Results posted by major brewers in recent weeks suggest conditions are improving in the global beer market, which is borne out by a new report from just-drinks forecasting growth over the medium term.

While SABMiller posted a 6% fall in net sales to US$13.3bn for the first six months of the year, hit by unfavourable currency rates, and pre-tax profits fell by 26%, adjusted net earnings for the period rose to $1.2bn from $1.1bn last year. The first-half results were hailed by Cazenove analyst Matthew Webb as "outstanding", and showed, the analyst said, that the brewer was navigating the recession successfully.

Anheuser-Busch Inbev, meanwhile, posted a 12% rise in earnings before interest, tax, depreciation and amortisation for the third quarter to US$3.55bn, but saw beer volumes fall by 3% on a like-for-like basis in the quarter, and by 1.6% over the first nine months of the year.

Earlier in the month, Molson Coors reported a 37% increase in net earnings for the three months to the end of September to US$235.3m, up from $171.3m, but said that global beer volumes had slipped by 3% for the quarter, to 13.8m hectolitres, owing to tough global economic conditions and a strategy to put value over volume in the UK market.

Fomento Economico Mexicano (FEMSA) recorded a 46% rise in third-quarter profits to MXN3.74bn (US$280.2m), with sales up 21.4% at MXN50.65bn. Domestic beer volumes were up slightly and exports rose by 12.3% for the quarter and by 5.8% over the first nine months of the year.

The Belgian brewer, Duvel Moortgat, reported that the rise in beer sales it had observed in the first half of the year continued into the third quarter.

And even though the UK appears to be sluggish in moving out of recession in comparison with some of its peers, two UK brewers recently produced very encouraging results.

Young & Co's Brewery, the UK brewer and pub owner, reported a 1.5% increase in net sales for the first six months of the year to GBP67.2m (US$112.3m), with adjusted pre-tax profits for the half-year up 3.7% at GBP12.3m.

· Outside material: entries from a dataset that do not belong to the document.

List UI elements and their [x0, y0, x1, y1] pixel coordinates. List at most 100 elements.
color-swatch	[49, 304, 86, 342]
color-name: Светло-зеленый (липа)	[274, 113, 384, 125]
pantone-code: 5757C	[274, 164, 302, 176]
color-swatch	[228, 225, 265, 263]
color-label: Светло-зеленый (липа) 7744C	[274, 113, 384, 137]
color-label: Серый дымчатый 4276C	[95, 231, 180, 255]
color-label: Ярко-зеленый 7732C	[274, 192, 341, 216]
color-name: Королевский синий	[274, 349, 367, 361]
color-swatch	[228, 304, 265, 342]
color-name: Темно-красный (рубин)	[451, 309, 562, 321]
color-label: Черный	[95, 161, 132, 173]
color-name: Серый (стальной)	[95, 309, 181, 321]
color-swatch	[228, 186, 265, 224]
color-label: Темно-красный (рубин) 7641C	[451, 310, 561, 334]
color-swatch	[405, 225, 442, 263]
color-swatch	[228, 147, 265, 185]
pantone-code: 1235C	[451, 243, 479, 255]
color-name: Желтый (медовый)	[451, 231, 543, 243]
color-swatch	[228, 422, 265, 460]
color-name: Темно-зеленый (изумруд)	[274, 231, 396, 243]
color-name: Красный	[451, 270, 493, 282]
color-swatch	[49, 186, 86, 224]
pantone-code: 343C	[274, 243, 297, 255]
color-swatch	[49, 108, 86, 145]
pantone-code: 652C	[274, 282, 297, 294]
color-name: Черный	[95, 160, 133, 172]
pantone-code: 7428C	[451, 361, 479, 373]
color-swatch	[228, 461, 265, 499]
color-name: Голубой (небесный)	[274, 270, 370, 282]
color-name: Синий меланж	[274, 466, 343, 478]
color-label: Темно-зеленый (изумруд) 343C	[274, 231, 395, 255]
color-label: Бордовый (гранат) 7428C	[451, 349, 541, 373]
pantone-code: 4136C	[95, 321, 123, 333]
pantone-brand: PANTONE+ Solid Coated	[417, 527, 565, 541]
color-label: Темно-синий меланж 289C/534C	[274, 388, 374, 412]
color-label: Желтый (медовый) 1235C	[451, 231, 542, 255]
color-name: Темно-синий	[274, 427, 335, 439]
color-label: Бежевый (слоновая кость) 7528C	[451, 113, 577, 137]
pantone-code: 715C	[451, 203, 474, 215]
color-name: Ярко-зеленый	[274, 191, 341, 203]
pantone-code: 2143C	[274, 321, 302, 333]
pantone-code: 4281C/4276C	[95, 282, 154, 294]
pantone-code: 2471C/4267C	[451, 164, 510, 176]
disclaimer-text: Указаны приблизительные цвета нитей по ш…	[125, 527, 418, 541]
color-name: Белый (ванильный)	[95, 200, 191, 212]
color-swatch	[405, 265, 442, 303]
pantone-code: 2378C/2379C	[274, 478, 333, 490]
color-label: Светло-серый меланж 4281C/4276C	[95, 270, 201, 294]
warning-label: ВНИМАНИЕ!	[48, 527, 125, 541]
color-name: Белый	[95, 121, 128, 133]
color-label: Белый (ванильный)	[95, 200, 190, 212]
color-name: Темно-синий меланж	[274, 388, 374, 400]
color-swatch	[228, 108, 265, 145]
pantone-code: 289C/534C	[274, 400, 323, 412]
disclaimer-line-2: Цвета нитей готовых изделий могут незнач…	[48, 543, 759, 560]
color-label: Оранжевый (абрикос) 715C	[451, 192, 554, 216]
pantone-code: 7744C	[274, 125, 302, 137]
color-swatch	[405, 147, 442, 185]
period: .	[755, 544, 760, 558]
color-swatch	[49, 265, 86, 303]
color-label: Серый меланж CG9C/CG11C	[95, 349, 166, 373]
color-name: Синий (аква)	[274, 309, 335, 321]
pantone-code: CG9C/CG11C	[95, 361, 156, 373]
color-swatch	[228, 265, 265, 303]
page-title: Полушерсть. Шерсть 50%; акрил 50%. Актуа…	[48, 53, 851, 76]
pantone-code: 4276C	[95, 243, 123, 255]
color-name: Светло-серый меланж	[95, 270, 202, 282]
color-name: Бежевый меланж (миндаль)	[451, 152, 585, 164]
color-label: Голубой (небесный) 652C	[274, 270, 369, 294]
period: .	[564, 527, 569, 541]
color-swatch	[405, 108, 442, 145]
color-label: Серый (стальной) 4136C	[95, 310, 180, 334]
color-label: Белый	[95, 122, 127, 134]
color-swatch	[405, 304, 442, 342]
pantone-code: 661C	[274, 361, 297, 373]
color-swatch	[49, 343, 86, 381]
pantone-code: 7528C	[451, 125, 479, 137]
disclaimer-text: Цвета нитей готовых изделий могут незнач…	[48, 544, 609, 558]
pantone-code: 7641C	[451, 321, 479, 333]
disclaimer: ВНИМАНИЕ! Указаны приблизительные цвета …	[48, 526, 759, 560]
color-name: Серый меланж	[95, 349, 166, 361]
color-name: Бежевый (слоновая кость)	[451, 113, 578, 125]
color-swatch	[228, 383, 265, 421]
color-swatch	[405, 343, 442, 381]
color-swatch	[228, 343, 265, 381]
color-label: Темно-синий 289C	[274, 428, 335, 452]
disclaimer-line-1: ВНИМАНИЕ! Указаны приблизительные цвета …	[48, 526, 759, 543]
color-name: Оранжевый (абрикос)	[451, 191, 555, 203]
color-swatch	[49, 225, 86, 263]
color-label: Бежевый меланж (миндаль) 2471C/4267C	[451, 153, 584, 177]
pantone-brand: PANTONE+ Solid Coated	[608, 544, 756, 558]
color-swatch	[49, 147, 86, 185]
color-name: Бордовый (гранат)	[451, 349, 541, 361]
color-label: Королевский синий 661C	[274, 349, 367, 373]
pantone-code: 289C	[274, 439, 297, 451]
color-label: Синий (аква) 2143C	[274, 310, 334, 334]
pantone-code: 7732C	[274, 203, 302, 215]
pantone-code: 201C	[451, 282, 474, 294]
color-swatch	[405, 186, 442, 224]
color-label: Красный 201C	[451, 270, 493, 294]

At Fuller, Smith & Turner, first-half net sales rose by 10% to GBP116.9m (US$194.7m), with net profits up from GBP7.3m to GBP 10.7m. Beer volumes were up by 2%, with beer sales in value terms rising by 9% to GBP49.4m for the six months.

Fullers' claim that it has "defied" the recession may be a little gung-ho but recent results do suggest that brewers are riding out the tail-end of the financial crisis well. And, according to a new report from just-drinks, beer makers can expect a relatively favourable growth environment for several years to come.

The report forecasts that global beer consumption will rise by 3.5% by 2015. The report suggests that volume increases will be concentrated in developing markets such as Asia, notably China and India, Latin America and Eastern Europe.

Moreover, the report expects the consolidation seen in the brewing sector in recent years will enhance the industry's prospects in developing markets.

"The fight for new and developing markets is being helped further by the increasing rationalisation and globalisation of the brewing industry," the report states. "Over the last couple of years alone there have been a number of major mergers and acquisitions that have changed the face of global business. Companies such as A-B InBev now have access to more markets than ever before and its portfolio of brands (from Budweiser to Brahma, Hoegaarden to Harbin) covers all the global regions."

While the report's authors note the significance of the increasing concern being expressed by governments and international organisations, notably the WHO, over alcohol-related harm, the report suggests a healthy overall prognosis in the coming few years, not least in the premium market. "Although the consumption of premium, and therefore more expensive, products has been hit short-term by the global economic downturn, the interest in this category has probably never been higher - especially in developing markets where they are seen as aspirational purchases."

There is not only strong interest in countries such as Kenya and Mexico among younger consumers in imported premium beers, but in the more mature markets of North America and the UK, "there has also been a parallel increased interest in craft brews and more esoteric imported 'world' beers", which has helped to maintain volumes in both on- and off-trade markets.

"With a likely upturn in the world economy still forecast for mid/late 2010 onwards in most economic zones there is the likelihood that premium beer will again take its place as one of the main drivers of global alcoholic volume growth," the report concludes.